Saturday, 11 February 2012

A tale of 11 stères

This time of year the Dutch are very ambivalent about the weather; on the one hand trains come to a grinding halt because of the low temperatures, on the other hand most people are hoping for the “Tour of 11 Cities”, a 200 km skating race along canals and across lakes in the Northern part of the country. The ice has to be of considerable quality and thickness to hold the hundreds of skaters.
For us in Burgundy the cold is much more associated with keeping the house warm, hence the title of this blog. We prefer to wait until the ground is properly frozen before we order our yearly 11 stères (approx. 11 cubic metres) of firewood. The wood is delivered in three loads, which we stack under a half-covered area of the toilet block for the campsite. The wood can dry there, and is ready for consumption by next November. We normally manage to stack one load before the next one arrives, but not this time. There was such a horribly cold gale blowing, making the temperature feel like -20 degrees in staed of the -7 it really was. We had to go inside to warm ears, fingers and feet after having stacked only a few wheel barrows.

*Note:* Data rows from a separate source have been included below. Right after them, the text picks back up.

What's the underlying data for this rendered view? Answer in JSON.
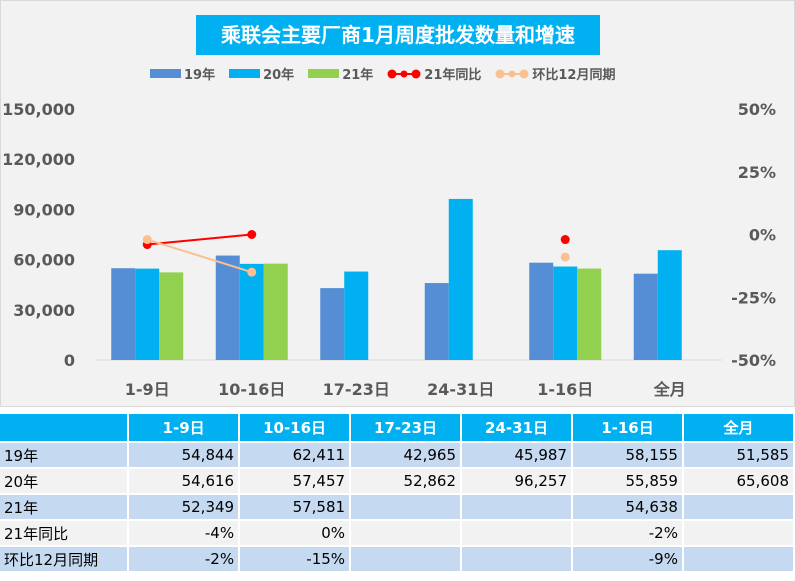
{
  "chart_data": {
    "type": "bar",
    "title": "乘联会主要厂商1月周度批发数量和增速",
    "categories": [
      "1-9日",
      "10-16日",
      "17-23日",
      "24-31日",
      "1-16日",
      "全月"
    ],
    "series": [
      {
        "name": "19年",
        "type": "bar",
        "color": "#558ed5",
        "values": [
          54844,
          62411,
          42965,
          45987,
          58155,
          51585
        ]
      },
      {
        "name": "20年",
        "type": "bar",
        "color": "#00b0f0",
        "values": [
          54616,
          57457,
          52862,
          96257,
          55859,
          65608
        ]
      },
      {
        "name": "21年",
        "type": "bar",
        "color": "#92d050",
        "values": [
          52349,
          57581,
          null,
          null,
          54638,
          null
        ]
      },
      {
        "name": "21年同比",
        "type": "line",
        "axis": "right",
        "color": "#ff0000",
        "values": [
          -4,
          0,
          null,
          null,
          -2,
          null
        ]
      },
      {
        "name": "环比12月同期",
        "type": "line",
        "axis": "right",
        "color": "#fac090",
        "values": [
          -2,
          -15,
          null,
          null,
          -9,
          null
        ]
      }
    ],
    "ylim": [
      0,
      150000
    ],
    "yticks": [
      "0",
      "30,000",
      "60,000",
      "90,000",
      "120,000",
      "150,000"
    ],
    "y2lim": [
      -50,
      50
    ],
    "y2ticks": [
      "-50%",
      "-25%",
      "0%",
      "25%",
      "50%"
    ],
    "legend": "top"
  },
  "table": {
    "header": [
      "",
      "1-9日",
      "10-16日",
      "17-23日",
      "24-31日",
      "1-16日",
      "全月"
    ],
    "rows": [
      [
        "19年",
        "54,844",
        "62,411",
        "42,965",
        "45,987",
        "58,155",
        "51,585"
      ],
      [
        "20年",
        "54,616",
        "57,457",
        "52,862",
        "96,257",
        "55,859",
        "65,608"
      ],
      [
        "21年",
        "52,349",
        "57,581",
        "",
        "",
        "54,638",
        ""
      ],
      [
        "21年同比",
        "-4%",
        "0%",
        "",
        "",
        "-2%",
        ""
      ],
      [
        "环比12月同期",
        "-2%",
        "-15%",
        "",
        "",
        "-9%",
        ""
      ]
    ]
  }
}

Our blogs and our website are very often found by people who are using Google to find out “what is a stère”, “how to stack wood under a roof”, “match sticks from one cubic metre of wood”, “stacking a stère of wood”, etc. Most of these wood-obsessed people are strangely enough from Belgium, but also an occasional Brit, American or Canadian has been affected by this aberration. Whether they have ever found in my blogs what they were looking for is questionable, hence this little helping hand concerning the stacking of wood.

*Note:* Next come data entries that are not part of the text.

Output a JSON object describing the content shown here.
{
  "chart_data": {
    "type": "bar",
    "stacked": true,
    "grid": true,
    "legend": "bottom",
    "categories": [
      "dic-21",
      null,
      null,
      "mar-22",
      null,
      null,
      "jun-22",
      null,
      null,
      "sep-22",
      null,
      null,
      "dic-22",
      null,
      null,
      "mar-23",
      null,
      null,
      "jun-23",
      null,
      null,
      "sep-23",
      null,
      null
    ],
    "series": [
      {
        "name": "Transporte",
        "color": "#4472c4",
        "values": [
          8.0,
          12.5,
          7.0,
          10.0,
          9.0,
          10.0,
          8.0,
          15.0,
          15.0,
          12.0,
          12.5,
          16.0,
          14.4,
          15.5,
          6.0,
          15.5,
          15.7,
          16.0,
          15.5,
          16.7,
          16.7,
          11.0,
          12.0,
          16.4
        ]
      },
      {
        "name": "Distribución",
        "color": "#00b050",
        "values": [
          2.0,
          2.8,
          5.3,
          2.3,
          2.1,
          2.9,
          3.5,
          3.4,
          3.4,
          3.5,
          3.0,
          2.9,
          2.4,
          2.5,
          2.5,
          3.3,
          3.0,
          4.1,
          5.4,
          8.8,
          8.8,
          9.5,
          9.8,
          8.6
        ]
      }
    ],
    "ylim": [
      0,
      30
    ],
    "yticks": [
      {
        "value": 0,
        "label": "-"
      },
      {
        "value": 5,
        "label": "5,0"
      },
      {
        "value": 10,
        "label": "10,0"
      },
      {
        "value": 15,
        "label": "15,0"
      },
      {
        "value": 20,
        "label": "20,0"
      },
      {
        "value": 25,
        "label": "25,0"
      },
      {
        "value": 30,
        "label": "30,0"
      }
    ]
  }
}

Whenever you drive around here, one cannot miss the neatly stacked, freestanding rectangular “walls” of firewood along roads, by houses or even in the forest. Whoever has tried to stack logs of wood should know the problem. One starts with a neat row of logs, followed by a second row which is one log shorter than the previous one, etc., until the required height has been reached. The result is a “wall” which is not rectangular, but has the shape of a trapezoid (see photo no. 1). Not only has the stacking to be done neatly, the various layers also have to form horizontal planes. If they are not horizontal enough inevitably collapse follows at some stage. Our first stacks were built this way. The only advantage we had was that our “wall” was stacked against a brick wall, hence the danger of collapsing was not so big, provided the wood was more or less leaning towards the brick wall. The disadvantage is obvious; a lot of space is lost in the triangles on the side of the stack. In order to see how it should be done, we looked at how the French were stacking. And that was fundamentally different!
They start building a tower at the beginning of the stack. Two or three logs of equal size form the first layer; the next layer is the same, but the logs are perpendicular to the first logs, etc., etc. When the tower has reached the required height the whole process is repeated at the end of the stack. Choosing the right logs is a bit tricky, but once one gets the knack of it it results in two free standing, stable towers. Then the space between the towers is filled as usual. The towers assure that no logs are rolling away, and when the planes are more or less horizontal, a stable rectangular “wall” is the proud result of all the work (see photos no. 2 and 3).
We have just done this, and the same amount of wood, last year stacked in 3 trapezoidal walls, has now been “reduced” to 2 more or less rectangular walls!